= Triopas =

Set of mythological Greek characters

In Greek mythology, Triopas (/ˈtraɪəpəs/) or Triops (/ˈtraɪ.əps, ˈtraɪˌɒps/; Τρίωψ, gen.: Τρίοπος) was the name of several characters whose relations are unclear.

- Triopas, king of Argos and son of Phorbas. His daughter was Messene.
- Triopas, king of Thessaly, and son of Poseidon and princess Canace, daughter of King Aeolus of Aeolia. He was the brother of Aloeus, Epopeus, Hopleus and Nireus. Triopas was the husband of Myrmidon's daughter Hiscilla, by whom he became the father of Iphimedeia, Phorbas and Erysichthon. He destroyed a temple of Demeter in order to obtain materials for roofing his own house, and was punished by insatiable hunger as well as being plagued by a snake which inflicted illness on him. Eventually Demeter placed him and the snake among the stars as the constellation Ophiuchus to remind others of his crime and punishment. A city in Caria was named Triopion after him.
- Triopas, one of the Heliadae, sons of Helios and Rhodos and grandson of Poseidon. Triopas, along with his brothers, Macar, Actis and Candalus, were jealous of a fifth brother, Tenages's, skill at science, and killed him.
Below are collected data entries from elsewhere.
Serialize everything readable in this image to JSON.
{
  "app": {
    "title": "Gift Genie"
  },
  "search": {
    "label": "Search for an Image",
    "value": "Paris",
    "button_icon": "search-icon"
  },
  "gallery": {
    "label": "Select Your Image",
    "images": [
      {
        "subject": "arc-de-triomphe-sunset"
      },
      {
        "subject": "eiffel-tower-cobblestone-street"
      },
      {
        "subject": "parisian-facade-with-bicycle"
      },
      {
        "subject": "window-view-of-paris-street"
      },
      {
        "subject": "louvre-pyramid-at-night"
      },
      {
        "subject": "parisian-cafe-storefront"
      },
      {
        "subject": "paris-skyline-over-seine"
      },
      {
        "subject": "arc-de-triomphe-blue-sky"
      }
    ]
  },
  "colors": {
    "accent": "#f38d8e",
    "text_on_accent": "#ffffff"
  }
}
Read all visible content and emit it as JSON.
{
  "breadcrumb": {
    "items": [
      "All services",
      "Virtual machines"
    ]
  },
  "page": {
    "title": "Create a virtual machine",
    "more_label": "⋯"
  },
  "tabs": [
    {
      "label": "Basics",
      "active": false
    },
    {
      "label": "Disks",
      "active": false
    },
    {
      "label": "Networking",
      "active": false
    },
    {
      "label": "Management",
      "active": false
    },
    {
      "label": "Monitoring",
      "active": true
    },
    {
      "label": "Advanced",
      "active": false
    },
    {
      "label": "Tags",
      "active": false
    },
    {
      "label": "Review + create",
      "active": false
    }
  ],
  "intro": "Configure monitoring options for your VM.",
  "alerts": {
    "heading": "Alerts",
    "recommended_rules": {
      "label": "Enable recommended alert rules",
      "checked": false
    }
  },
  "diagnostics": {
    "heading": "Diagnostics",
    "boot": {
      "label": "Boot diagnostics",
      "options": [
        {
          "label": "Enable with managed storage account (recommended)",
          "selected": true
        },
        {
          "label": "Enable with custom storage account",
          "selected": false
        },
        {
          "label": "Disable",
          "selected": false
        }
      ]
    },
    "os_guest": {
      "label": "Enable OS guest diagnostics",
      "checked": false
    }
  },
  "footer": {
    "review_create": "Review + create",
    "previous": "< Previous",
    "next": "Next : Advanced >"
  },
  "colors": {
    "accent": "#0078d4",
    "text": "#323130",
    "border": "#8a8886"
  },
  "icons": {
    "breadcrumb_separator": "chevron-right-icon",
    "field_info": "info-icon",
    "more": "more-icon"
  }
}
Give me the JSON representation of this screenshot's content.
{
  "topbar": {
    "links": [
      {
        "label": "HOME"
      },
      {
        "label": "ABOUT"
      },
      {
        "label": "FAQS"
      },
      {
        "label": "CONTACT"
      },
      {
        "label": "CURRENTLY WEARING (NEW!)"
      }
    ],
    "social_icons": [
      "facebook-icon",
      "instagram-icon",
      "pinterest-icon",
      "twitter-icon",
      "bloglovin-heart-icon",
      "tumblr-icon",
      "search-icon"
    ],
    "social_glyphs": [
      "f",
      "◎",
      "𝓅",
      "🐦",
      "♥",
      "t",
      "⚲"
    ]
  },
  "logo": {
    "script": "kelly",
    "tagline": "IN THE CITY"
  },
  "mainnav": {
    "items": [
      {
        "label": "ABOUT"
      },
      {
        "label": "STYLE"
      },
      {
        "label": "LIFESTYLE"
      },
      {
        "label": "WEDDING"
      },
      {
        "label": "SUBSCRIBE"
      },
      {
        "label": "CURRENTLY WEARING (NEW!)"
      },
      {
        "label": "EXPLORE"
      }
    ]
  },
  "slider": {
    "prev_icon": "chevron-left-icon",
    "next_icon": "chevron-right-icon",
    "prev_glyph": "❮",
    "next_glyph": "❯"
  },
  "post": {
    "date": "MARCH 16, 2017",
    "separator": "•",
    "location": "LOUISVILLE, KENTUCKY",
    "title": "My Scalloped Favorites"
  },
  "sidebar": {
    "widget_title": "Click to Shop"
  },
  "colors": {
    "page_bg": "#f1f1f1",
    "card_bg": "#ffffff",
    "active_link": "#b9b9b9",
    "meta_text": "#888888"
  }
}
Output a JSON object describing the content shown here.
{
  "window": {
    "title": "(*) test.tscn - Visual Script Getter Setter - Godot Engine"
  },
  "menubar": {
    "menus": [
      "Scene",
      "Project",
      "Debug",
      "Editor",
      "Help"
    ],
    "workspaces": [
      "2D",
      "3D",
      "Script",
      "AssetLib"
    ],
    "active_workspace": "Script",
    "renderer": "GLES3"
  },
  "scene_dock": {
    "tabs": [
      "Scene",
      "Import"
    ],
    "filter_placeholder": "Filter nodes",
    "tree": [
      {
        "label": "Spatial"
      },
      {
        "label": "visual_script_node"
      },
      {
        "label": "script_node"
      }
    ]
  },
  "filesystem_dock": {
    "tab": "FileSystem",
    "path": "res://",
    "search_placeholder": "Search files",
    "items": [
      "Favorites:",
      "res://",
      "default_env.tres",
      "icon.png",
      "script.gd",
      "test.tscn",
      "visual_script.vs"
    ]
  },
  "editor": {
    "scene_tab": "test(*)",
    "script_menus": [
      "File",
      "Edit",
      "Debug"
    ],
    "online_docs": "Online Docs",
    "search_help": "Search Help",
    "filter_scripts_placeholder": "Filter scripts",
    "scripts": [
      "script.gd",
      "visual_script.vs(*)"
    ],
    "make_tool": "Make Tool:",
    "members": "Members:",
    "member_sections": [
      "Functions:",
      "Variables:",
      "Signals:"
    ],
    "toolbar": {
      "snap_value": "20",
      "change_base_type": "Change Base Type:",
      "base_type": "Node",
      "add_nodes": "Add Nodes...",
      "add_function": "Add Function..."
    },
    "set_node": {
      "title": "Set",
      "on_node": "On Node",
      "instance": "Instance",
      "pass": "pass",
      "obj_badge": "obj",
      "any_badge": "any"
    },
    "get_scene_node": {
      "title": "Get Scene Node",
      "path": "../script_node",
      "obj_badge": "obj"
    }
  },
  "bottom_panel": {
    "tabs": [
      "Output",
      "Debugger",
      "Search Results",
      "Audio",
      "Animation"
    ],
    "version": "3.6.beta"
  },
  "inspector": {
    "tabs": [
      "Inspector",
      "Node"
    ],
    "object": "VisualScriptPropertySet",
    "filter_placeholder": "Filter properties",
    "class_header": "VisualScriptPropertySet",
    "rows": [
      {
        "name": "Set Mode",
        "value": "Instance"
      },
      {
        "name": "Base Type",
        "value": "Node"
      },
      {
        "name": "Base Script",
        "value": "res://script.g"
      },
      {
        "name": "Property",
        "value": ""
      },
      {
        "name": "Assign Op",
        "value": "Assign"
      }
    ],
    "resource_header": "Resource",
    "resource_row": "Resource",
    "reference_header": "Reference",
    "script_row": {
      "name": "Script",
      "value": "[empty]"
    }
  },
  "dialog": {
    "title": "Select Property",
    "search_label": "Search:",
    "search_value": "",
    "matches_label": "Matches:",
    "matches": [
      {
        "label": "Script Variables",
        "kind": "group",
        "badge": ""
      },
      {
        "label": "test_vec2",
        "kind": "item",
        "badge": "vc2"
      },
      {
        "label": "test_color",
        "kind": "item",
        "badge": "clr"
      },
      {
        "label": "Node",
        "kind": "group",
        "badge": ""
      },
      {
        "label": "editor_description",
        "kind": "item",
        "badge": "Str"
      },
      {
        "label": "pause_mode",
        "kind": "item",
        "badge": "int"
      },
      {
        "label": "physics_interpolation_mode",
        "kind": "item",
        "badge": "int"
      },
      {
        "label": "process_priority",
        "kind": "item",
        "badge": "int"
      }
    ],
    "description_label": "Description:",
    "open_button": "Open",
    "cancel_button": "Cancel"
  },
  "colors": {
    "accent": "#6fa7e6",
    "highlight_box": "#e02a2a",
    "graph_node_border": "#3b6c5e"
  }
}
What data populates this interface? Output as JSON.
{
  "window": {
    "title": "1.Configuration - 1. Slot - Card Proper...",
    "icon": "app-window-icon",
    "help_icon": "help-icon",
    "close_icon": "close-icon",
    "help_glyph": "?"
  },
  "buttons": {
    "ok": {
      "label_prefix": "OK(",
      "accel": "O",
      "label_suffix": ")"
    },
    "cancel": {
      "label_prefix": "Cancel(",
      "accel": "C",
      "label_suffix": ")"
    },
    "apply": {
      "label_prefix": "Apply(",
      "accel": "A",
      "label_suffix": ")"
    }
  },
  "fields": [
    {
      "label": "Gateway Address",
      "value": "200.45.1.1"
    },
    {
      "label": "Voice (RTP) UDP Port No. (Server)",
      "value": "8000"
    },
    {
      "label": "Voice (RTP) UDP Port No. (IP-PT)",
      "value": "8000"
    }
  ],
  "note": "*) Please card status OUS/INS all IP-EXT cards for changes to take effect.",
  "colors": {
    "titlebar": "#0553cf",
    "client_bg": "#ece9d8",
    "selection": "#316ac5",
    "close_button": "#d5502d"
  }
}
When their crime was discovered, Triopas escaped to Caria and seized a promontory which received his name (the Triopian Promontory). Later, he founded the city of Knidos. There was a statue of him and his horse at Delphi, an offering by the people of Knidos.
The name's popular etymology is "he who has three eyes" (from τρι- "three" + -ωπ- "see") but the ending -ωψ, -οπος suggests a Pre-Greek origin.